Graphite is the bulk form and source material of graphene, the versatile nanomaterial which consists of a single atomically thin sheet of carbon molecules in a honeycomb structure. It has unique properties, such as high elasticity, excellent optical properties and high electron mobility. The outstanding properties of graphene has made it the object of extensive research and a potential component for novel applications in several scientific fields, such as sensing technology. The scientific interest is high not just for graphene, the monolayer sheet, but also for graphene-like materials which are a common by-product of graphene production or otherwise resemble graphene by properties or structure. Graphene can be produced in numerous ways.

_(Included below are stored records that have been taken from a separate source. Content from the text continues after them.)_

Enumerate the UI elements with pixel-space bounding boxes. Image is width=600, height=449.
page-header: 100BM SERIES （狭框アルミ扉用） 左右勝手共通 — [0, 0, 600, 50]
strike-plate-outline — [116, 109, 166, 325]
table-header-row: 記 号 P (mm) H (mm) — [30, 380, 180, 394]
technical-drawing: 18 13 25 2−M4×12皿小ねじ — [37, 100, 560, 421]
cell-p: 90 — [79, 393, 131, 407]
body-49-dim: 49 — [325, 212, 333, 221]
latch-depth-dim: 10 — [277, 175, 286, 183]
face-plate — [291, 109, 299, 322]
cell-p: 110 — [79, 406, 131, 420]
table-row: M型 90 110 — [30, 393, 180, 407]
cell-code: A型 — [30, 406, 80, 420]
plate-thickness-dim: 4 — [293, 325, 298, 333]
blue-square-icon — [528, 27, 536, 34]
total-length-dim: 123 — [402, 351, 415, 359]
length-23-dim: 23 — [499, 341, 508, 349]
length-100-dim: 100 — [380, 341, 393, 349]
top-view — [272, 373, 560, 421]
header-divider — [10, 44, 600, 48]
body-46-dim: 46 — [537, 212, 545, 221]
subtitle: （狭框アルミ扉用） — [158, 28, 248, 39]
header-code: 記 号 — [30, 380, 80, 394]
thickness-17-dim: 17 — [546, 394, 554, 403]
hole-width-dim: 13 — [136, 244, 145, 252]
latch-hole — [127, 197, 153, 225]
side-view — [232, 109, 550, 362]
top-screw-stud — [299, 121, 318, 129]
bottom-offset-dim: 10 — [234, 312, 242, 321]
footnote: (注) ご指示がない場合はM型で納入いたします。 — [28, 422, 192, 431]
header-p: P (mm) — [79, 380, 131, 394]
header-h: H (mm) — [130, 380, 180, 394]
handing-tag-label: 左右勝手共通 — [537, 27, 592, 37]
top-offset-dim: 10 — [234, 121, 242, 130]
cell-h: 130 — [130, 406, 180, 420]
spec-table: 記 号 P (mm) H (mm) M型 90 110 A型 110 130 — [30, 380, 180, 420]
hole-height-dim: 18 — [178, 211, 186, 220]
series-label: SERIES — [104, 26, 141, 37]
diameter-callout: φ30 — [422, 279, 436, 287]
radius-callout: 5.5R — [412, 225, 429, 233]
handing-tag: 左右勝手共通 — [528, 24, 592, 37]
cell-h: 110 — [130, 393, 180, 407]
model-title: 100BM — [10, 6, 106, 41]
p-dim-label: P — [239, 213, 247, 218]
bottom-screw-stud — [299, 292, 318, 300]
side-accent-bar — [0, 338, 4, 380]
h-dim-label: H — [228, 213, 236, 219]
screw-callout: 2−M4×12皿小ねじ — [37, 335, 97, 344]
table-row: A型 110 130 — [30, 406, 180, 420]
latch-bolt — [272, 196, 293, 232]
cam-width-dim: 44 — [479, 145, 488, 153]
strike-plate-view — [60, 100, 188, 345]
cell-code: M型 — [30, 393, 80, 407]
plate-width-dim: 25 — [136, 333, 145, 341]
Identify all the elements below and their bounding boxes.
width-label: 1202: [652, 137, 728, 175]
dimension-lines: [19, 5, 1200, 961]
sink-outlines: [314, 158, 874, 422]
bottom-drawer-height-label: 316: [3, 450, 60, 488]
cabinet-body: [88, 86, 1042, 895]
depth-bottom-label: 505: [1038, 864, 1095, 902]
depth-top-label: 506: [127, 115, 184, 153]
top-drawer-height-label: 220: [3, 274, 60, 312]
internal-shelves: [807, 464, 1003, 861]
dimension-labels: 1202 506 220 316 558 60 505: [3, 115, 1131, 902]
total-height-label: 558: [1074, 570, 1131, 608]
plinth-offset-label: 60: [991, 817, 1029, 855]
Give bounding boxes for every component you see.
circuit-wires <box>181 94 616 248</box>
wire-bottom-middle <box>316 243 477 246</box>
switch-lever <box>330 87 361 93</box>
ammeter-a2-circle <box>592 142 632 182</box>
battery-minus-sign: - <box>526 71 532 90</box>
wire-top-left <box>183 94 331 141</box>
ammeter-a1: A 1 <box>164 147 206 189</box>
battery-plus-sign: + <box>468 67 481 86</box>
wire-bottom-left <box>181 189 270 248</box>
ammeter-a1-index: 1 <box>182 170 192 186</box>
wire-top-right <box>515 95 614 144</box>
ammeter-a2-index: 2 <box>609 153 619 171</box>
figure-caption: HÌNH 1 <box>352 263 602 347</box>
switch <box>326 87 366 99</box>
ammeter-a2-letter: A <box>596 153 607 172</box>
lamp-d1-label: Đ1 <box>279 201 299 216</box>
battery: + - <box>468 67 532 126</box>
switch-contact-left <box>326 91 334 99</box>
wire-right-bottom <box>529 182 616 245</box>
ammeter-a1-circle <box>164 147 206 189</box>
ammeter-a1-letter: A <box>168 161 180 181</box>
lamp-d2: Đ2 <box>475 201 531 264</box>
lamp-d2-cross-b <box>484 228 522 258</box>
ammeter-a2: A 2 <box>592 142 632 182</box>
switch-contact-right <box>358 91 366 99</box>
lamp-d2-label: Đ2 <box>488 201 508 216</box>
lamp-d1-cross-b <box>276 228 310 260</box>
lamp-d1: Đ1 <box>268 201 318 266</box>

This thesis investigates surfactant-assisted liquid-phase shear exfoliation which derives from mechanical exfoliation.In the thesis, graphene was exfoliated from graphite in an aqueous surfactant-graphite suspension with a rotor-stator homogeniser. The graphene dispersion was separated with centrifugation and the graphene concentration was determined with ultraviolet-visible (UV-Vis) spectroscopy. The graphene samples were examined with scanning electron microscopy (SEM) and energy dispersive X-ray spectroscopy (EDX). Thin graphene films were produced with spray deposition and the electrical conductivity of the films was determined by measuring the electrical resistivity of the films. Both commercial graphite and graphite excavated from Finnish soil were used to study the exfoliation, four different graphite samples in total. The graphite samples differed in particle size and purity. The Finnish graphite was excavated in Haapamäki, Finland, and purified with froth flotation and chemical leaching. The quality and yield of both the commercial graphene samples and the Finnish graphene were compared. The purity level of graphite was shown not to affect the graphene yield significantly, as opposed to the graphite particle size, which showed an effect on the yield. The electrical conductivity of the graphene thin films was found to be on a good level, considering the method used to produce the thin conductive components.